Air resistance is negligible. The ball reaches a maximum height H after a time of 2.16 s.
Calculate
2. the maximum height H of the ball,

Answer 1

Use this\[y = u \sin (\theta)t - \frac{ 1 }{ 2 }g t^{2}\]

Answer 2

other way to solve is , S=0+0.5gt*2, from where zero comes.

Answer 3

Nope.
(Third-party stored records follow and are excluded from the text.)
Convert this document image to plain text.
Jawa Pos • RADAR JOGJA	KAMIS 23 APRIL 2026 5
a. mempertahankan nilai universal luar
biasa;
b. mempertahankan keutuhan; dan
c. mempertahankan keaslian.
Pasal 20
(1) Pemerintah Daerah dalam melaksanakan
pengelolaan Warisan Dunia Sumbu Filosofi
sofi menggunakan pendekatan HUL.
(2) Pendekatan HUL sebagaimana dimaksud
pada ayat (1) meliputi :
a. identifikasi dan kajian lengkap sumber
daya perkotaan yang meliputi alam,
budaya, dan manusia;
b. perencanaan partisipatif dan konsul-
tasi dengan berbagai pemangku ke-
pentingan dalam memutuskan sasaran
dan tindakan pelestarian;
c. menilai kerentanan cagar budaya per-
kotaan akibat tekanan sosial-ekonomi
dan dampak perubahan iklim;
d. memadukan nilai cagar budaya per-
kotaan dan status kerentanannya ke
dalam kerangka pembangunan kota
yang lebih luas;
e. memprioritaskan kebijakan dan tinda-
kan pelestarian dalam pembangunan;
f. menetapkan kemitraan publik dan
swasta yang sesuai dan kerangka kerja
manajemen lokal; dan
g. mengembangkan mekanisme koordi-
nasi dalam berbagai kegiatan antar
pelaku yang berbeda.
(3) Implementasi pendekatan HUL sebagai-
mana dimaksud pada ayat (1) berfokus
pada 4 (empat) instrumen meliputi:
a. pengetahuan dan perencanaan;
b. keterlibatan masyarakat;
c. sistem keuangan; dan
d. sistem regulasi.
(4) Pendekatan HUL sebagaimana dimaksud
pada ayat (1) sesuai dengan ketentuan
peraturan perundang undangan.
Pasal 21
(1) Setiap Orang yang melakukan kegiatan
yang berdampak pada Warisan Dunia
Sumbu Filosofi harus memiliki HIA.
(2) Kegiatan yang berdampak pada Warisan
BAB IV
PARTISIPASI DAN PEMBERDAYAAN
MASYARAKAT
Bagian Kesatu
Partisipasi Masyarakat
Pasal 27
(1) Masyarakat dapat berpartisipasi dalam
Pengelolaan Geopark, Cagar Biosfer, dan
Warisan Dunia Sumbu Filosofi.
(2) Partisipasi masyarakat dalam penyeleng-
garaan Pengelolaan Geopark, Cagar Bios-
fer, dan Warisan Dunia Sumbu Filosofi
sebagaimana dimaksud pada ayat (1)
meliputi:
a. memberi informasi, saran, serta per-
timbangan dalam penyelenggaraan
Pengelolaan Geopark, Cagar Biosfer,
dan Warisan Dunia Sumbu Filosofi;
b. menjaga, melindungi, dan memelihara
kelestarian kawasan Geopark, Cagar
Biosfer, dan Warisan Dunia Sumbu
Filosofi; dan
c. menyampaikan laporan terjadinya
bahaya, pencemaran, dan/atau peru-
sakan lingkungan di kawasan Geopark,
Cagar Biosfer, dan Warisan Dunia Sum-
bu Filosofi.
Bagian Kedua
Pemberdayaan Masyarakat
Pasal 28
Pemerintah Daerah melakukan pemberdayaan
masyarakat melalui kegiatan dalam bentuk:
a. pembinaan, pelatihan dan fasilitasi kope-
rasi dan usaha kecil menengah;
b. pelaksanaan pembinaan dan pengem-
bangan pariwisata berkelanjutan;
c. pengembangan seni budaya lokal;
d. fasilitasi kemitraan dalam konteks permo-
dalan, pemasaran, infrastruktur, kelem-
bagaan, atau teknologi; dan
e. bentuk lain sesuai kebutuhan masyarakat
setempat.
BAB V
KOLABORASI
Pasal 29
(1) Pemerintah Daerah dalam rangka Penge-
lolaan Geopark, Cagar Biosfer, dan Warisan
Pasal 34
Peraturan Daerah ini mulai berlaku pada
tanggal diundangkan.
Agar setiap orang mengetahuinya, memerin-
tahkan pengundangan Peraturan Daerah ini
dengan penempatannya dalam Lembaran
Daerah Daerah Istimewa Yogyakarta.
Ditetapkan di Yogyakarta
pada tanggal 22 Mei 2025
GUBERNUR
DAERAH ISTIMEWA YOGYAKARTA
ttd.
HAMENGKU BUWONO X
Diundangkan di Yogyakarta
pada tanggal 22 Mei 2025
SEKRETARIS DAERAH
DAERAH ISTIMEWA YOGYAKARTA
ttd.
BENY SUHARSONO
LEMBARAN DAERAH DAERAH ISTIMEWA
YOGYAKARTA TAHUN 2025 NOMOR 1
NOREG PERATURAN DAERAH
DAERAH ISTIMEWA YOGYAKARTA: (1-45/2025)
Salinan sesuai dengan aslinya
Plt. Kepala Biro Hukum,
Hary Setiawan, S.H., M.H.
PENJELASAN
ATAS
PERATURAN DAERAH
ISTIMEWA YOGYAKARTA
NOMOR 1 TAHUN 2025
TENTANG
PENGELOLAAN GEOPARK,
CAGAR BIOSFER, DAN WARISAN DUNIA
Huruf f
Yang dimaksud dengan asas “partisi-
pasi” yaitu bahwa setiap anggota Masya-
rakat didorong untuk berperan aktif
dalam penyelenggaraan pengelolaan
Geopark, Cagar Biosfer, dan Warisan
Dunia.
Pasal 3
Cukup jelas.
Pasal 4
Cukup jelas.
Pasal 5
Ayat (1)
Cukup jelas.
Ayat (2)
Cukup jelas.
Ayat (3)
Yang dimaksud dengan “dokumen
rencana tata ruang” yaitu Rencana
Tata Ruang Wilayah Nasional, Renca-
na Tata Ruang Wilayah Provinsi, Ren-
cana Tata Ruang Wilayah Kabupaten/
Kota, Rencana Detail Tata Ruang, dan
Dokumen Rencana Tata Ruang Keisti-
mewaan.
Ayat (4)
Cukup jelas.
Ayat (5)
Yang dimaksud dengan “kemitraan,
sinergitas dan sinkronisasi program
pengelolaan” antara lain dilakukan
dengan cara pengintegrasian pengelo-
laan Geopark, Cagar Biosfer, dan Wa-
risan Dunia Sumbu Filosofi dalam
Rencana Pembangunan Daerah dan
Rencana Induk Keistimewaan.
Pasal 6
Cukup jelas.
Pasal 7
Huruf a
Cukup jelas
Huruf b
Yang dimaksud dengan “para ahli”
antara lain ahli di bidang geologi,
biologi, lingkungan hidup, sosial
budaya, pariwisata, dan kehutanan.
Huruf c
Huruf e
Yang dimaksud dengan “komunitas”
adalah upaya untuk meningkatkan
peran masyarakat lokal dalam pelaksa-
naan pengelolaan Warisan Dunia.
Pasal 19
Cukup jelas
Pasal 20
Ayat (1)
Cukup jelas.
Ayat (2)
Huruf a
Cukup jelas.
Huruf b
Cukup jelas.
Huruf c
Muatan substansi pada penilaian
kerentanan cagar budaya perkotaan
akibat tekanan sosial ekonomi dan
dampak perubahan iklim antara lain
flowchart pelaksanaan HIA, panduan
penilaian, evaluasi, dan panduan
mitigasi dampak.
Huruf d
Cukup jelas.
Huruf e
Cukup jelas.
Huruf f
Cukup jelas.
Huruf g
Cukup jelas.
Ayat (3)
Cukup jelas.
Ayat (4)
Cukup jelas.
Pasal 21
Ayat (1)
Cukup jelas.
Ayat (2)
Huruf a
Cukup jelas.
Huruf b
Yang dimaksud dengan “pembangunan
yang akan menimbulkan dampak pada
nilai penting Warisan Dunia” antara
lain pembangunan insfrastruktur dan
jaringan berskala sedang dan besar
You can't have zero, because initial velocity is not zero.

Answer 4

this answer is given in mark scheme, they gave two different ways to solve

Answer 5

What's the other way?

Answer 6

s=0+0.5(9.81)(2.16)*2

Answer 7

answer is either 22.88 or 22.94

Answer 8

I'd have to say its incorrect.

Answer 9

ok, thanks for your answer .

Answer 10

Nope.

Answer 11

@ali_moazzam is also correct

Answer 12

He consider the object is falling frm H height to ground

Answer 13

So its acceleration

Answer 14

U know
Time needed for an object to go frm bottom to top is just equal to time needed to go frm top to bottom

Answer 15

So if we consider the object is going frm top to bottom then the equation will b
y=ut*.5gt^2
y=0*t+.5gt^2

Answer 16

For a falling object initial velocity u=0

Answer 17

Anyway answer should b equal. If not then tell me plz!!

Answer 18

I hv 1 more another way to solve this problem. If u wanna c then response plz!!

Answer 19

no, thanks i understood , thanks !

Answer 20

We're wrong. I read wrong. The maximum height is given as \[H = \frac{ u^{2}(\sin \theta)^{2} }{ 2g }\]